O incidente do avião de espionagem entre a China e os Estados Unidos, em abril, não foi um fato menor: agrega-se a uma série de choques entre ambos países em torno à questão de Taiwan, as patentes e o comércio internacional, o status quo na Ásia Oriental, ou a preocupação ianque com a estabilidade em Pequim, onde disputas internas na surdina corroem a cúpula governante.

O pano de fundo são as contradições impostas pelo processo de restauração capitalista na China, já que, apesar de seus grandes avanços, o imperialismo não conseguiu (e não poderá conseguir sem grandes convulsões) transformar a China numa semicolônia.
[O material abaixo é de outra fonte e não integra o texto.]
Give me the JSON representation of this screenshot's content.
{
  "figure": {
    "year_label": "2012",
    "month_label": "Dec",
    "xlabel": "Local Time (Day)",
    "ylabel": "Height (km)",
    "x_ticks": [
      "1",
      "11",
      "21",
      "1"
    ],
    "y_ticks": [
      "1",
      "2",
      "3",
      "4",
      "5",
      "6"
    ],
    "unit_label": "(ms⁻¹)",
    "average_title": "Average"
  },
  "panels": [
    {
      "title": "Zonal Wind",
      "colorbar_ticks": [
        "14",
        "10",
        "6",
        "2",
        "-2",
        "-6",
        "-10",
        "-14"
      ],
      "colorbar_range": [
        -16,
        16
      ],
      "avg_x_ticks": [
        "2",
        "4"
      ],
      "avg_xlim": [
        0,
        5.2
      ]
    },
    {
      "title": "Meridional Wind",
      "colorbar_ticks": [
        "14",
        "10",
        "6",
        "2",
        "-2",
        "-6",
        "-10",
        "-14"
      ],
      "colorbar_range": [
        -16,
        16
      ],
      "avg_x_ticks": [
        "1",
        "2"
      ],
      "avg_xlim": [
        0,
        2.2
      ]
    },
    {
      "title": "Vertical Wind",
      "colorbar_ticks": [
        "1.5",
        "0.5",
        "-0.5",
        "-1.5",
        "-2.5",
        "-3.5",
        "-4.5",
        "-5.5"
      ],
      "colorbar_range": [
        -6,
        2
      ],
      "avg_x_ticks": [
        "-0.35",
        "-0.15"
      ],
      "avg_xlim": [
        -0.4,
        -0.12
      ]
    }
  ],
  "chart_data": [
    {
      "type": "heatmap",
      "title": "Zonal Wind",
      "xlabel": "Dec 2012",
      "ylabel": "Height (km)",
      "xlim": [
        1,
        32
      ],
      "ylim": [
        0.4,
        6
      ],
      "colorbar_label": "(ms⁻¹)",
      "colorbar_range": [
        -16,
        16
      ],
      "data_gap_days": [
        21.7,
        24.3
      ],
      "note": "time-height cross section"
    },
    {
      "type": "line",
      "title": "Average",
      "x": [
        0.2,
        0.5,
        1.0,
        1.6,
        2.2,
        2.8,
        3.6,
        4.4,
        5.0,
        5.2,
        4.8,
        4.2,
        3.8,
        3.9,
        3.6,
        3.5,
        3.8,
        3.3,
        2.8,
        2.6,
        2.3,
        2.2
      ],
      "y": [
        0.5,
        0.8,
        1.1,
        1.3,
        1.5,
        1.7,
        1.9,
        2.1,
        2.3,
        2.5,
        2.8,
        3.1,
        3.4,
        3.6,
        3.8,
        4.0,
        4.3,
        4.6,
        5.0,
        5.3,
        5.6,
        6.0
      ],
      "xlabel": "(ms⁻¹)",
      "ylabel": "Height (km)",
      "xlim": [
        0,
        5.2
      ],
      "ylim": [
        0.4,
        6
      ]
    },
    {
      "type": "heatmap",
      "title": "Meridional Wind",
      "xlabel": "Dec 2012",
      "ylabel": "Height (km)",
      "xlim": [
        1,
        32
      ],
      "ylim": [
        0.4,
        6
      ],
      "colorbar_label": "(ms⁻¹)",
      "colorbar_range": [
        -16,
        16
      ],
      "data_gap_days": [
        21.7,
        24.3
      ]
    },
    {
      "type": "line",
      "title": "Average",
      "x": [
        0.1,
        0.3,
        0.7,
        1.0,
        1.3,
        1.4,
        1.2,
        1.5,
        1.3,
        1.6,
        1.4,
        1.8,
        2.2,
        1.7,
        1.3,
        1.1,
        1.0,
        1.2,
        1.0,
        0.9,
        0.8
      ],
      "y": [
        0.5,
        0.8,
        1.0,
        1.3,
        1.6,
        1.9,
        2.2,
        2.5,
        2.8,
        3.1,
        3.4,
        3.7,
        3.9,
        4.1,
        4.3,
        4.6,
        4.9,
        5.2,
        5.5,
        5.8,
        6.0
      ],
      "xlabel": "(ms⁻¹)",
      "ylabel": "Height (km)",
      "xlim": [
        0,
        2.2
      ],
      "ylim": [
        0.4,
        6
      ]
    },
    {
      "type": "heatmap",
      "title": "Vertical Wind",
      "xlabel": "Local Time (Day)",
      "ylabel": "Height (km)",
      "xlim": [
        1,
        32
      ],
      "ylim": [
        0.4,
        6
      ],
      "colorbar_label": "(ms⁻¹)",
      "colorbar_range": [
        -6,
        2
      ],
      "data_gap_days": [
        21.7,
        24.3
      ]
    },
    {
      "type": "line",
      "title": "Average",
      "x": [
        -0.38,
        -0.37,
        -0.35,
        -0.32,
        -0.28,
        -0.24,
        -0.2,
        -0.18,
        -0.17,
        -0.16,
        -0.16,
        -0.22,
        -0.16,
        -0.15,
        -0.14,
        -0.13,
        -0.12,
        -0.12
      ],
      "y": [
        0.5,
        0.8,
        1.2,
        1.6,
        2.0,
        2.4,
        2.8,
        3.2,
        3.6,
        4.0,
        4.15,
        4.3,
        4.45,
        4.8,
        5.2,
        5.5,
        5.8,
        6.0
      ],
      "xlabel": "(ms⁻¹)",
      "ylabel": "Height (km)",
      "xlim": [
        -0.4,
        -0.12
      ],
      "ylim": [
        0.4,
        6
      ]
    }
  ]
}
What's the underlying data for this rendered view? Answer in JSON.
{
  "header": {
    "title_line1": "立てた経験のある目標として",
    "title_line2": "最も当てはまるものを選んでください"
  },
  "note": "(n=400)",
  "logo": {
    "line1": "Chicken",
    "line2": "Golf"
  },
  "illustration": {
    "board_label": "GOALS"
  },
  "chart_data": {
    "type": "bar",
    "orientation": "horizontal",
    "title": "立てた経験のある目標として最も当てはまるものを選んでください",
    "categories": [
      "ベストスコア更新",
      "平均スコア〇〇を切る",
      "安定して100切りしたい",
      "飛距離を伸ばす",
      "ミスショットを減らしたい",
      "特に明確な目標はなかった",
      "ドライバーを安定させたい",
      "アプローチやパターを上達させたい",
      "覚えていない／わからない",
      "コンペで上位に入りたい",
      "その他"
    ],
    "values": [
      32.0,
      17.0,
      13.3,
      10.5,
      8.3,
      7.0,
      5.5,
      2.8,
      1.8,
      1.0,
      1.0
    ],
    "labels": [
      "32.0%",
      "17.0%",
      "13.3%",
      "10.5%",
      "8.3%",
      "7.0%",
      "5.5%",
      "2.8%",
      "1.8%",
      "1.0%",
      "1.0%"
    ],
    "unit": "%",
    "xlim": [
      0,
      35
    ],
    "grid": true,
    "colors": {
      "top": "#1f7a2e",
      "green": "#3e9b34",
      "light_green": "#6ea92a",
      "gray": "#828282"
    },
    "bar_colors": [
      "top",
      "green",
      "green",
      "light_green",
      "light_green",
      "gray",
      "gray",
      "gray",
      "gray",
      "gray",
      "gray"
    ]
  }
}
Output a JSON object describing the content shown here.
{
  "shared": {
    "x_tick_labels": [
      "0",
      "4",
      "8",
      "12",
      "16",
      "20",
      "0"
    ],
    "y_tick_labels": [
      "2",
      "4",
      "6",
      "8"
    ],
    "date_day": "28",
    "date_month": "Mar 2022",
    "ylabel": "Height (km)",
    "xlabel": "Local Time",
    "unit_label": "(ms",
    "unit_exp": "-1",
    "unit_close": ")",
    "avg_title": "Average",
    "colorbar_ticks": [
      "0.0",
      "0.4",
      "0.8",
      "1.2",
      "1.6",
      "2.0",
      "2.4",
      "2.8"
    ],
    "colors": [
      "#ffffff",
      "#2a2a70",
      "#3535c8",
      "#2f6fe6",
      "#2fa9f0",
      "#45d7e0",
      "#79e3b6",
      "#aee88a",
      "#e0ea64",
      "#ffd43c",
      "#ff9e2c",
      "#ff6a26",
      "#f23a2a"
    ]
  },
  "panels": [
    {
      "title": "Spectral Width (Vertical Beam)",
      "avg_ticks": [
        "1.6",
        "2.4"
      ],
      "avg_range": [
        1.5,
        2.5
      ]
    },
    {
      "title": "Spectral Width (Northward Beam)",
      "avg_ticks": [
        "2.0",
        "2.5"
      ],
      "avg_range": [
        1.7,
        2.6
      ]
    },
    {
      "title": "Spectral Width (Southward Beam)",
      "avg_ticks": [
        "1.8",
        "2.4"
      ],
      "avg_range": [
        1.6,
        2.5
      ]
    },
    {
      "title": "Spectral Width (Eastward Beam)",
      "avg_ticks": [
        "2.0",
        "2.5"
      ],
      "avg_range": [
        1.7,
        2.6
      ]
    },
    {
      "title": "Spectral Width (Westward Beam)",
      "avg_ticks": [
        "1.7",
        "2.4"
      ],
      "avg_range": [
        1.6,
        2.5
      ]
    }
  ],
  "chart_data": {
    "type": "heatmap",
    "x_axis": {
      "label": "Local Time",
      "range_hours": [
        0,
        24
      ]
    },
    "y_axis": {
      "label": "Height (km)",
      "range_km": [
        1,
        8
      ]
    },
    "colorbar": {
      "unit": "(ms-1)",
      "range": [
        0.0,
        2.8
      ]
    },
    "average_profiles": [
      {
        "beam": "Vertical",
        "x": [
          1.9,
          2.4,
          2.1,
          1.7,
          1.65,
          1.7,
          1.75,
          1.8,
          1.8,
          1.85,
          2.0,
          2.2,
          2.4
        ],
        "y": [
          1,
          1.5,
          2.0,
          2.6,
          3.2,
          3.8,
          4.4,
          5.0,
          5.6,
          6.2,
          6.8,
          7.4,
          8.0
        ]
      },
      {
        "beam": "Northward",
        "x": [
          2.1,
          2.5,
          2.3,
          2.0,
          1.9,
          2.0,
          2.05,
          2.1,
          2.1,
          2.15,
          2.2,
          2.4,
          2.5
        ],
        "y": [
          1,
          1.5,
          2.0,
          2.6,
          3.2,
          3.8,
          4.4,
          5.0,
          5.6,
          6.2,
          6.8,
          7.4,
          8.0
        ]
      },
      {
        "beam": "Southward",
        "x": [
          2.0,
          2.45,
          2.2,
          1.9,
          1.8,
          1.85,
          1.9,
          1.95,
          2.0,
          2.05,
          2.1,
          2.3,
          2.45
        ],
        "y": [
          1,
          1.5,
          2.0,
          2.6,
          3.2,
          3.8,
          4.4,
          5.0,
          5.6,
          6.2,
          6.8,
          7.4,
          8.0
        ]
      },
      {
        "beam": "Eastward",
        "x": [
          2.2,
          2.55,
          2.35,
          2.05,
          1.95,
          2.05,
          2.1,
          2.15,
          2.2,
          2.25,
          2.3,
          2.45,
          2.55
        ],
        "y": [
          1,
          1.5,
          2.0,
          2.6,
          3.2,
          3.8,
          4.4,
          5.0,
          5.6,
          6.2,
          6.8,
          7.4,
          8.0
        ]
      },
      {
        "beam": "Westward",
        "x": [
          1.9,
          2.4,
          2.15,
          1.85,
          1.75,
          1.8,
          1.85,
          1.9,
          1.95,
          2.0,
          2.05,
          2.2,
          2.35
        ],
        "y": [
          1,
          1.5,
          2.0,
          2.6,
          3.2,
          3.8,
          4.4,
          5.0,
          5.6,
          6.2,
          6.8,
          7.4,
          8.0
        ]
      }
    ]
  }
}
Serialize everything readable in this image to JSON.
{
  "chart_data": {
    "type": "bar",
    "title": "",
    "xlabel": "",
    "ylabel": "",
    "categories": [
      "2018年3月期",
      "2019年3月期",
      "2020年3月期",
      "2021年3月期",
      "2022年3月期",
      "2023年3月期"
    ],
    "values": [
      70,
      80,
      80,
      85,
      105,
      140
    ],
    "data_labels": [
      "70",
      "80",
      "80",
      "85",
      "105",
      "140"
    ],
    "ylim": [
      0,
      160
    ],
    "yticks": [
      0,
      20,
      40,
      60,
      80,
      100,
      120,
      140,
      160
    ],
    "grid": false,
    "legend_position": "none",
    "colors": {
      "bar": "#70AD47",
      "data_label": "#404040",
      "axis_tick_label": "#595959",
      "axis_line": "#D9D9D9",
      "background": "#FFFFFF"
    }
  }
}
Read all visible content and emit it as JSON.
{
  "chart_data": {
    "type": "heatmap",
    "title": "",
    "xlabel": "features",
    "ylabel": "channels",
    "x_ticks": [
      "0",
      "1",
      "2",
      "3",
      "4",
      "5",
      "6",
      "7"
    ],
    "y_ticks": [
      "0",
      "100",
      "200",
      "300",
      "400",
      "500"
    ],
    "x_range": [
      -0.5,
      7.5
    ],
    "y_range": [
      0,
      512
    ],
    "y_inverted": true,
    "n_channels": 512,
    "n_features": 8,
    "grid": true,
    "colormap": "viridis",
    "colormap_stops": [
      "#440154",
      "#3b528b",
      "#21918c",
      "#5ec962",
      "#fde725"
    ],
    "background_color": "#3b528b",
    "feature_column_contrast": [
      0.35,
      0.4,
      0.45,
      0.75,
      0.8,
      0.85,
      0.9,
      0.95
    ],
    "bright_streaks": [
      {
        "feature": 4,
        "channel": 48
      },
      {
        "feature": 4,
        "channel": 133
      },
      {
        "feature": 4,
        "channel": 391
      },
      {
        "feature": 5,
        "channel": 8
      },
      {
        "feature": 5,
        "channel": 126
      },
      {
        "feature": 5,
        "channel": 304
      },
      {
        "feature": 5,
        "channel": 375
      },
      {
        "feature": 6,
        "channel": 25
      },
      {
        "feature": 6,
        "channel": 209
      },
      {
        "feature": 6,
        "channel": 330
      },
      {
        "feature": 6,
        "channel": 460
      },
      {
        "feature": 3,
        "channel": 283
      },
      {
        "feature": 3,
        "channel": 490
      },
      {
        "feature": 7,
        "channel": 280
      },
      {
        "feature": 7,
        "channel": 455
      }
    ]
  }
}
Em base a fricções como as que se produzem com a Rússia e a China, o centro imperialista de análise Stratfor chega a falar de “fim do pós-guerra-fria”, indicando uma etapa de crescentes choques entre os grandes choques.

Uma chave da situação internacional é que, ao calor das dificuldades econômicas e diferenças políticas, se exacerba a concorrência interimperialista, como podemos ver nas guerras comerciais entre a União Européia e Estados Unidos, concorrência que se expressa também na América Latina. Nesta região, a pressão de Washington para impor a Alca está gerando tensas resistências com o Brasil, enquanto que o acordo do Mercosul se encontra numa profunda crise.

Nos Bálcãs, o conflito da Macedônia tem mostrado uma vez mais que a presença direta da Otan está longe de assentar um equilíbrio regional.

O Oriente Médio é um nó em vermelho vivo onde se concentram muitas das tensões internacionais. Nesta edição apresentamos a nota “Oriente Médio: a Intifada na encruzilhada”, na qual analisamos a dramática situação que enfrenta a heróica resistência das massas palestinas diante dos preparativos contra-revolucionários do novo governo de Sharon e Peres, com a anuência de Bush.

 

O rumo da economia mundial

 

Na base da instabilidade política está a difícil situação econômica internacional, diante do fim do crescimento nos Estados Unidos. A economia norte-americana, como “comprador mundial”, sustentou certo dinamismo na economia do mundo durante todo o último período, apesar das “turbulências” da crise do sudeste Asiático, do default russo e dos abalos no Brasil.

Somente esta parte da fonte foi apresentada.